When my second child was born my hair started falling out. It was slow at first and I just attributed it to the normal post-pregnancy shedding. But, instead of slowing down over time, it got worse. This morning, almost three years later, the reality hit me: I’m losing my hair.
I’ve always had good hair. Sure, I have those phases where it’s dry and frizzy thanks to the severe humidity of the areas I’ve lived – but it’s always been healthy and extremely thick. One of my biggest complaints over time was that I couldn’t find a hair band strong enough to hold it; they either stretched out or popped under the pressure. When my shedding started in 2009 I wasn’t worried. Annoyed, yes – but not worried. I knew it could take months to go back to normal. A year later I realized the problem was getting worse. I’m not exaggerating when I say you could find my hair all over the house.

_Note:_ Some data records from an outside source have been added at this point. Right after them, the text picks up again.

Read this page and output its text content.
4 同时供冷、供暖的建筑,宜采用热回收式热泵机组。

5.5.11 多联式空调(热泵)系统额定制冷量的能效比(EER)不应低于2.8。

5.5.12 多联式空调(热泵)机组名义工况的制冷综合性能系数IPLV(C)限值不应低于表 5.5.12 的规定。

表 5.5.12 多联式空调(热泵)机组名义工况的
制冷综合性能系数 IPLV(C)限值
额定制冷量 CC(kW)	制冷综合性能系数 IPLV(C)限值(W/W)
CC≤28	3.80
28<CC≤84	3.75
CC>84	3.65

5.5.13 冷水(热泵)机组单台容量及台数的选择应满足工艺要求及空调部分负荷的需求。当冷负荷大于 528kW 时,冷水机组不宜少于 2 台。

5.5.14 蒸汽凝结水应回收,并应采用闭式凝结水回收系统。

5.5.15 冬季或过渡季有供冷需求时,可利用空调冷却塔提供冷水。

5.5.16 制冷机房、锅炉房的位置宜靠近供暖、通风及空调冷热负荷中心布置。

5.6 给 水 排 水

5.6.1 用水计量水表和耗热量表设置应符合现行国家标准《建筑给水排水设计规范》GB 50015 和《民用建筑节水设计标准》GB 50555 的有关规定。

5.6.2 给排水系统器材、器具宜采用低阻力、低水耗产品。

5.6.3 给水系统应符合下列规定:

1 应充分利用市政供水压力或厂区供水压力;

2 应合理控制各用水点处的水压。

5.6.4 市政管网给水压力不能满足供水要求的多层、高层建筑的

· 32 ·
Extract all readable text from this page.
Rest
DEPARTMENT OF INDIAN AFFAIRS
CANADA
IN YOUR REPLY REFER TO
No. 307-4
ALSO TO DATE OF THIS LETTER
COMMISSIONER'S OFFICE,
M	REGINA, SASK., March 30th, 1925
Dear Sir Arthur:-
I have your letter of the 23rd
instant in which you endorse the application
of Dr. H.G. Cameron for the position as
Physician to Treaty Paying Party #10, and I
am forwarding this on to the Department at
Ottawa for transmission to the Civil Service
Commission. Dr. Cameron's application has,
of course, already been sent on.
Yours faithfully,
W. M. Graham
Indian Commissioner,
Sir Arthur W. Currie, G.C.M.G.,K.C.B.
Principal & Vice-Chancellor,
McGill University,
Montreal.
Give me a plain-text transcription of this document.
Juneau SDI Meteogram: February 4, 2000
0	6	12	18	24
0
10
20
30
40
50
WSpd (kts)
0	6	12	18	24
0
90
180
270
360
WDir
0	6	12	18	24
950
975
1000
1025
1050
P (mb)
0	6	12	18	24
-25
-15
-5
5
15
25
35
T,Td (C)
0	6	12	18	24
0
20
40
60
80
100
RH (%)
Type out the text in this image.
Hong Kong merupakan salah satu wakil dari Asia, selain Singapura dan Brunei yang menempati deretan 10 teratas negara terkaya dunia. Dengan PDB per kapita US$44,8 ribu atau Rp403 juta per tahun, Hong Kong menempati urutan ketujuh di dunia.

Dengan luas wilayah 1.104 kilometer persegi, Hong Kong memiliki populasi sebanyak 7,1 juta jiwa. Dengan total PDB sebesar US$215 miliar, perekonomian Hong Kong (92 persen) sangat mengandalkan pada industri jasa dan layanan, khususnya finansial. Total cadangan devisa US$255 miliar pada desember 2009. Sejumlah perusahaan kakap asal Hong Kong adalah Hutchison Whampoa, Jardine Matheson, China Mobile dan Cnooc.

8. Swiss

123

It was a running joke – we called them “Mom’s hair spiders”. When it rolled into year two it wasn’t funny anymore.
I remember going in to have my hair trimmed and my stylist being shocked at how much hair came off in her hands. During one wash and cut she was able to almost fill a ziplock baggy with the strands. Even worse: it was coming out at the root.
“I don’t understand it,” she whispered more to herself than me, “It’s strong, healthy hair. It’s not breaking. It’s literally falling out at the root.”
I asked her what I should do and she replied, “I’d go see your doctor. Get some blood work done. But really, if your hair doesn’t seem thin then I wouldn’t worry too much. As long as it’s growing back as fast as it falls out then…” and she trailed off. She was as puzzled as I was. So I made an appointment with my doctor. They ran the usual tests – thyroid, hormone levels, etc. I gave more blood than I ever have before. The test came back negative for anything that would possibly cause the hair loss. I returned to my totally baffled state of mind. I had almost hoped they’d find something. At least then I could start a treatment to stop it. Coming up empty handed (except for handfuls of hair, of course) left me confused and upset. My doctor echoed my stylist “Your hair is still thick. It will probably work itself out.” and she went on about residual hormone issues from pregnancy and the like. I left feeling no better than when I arrived.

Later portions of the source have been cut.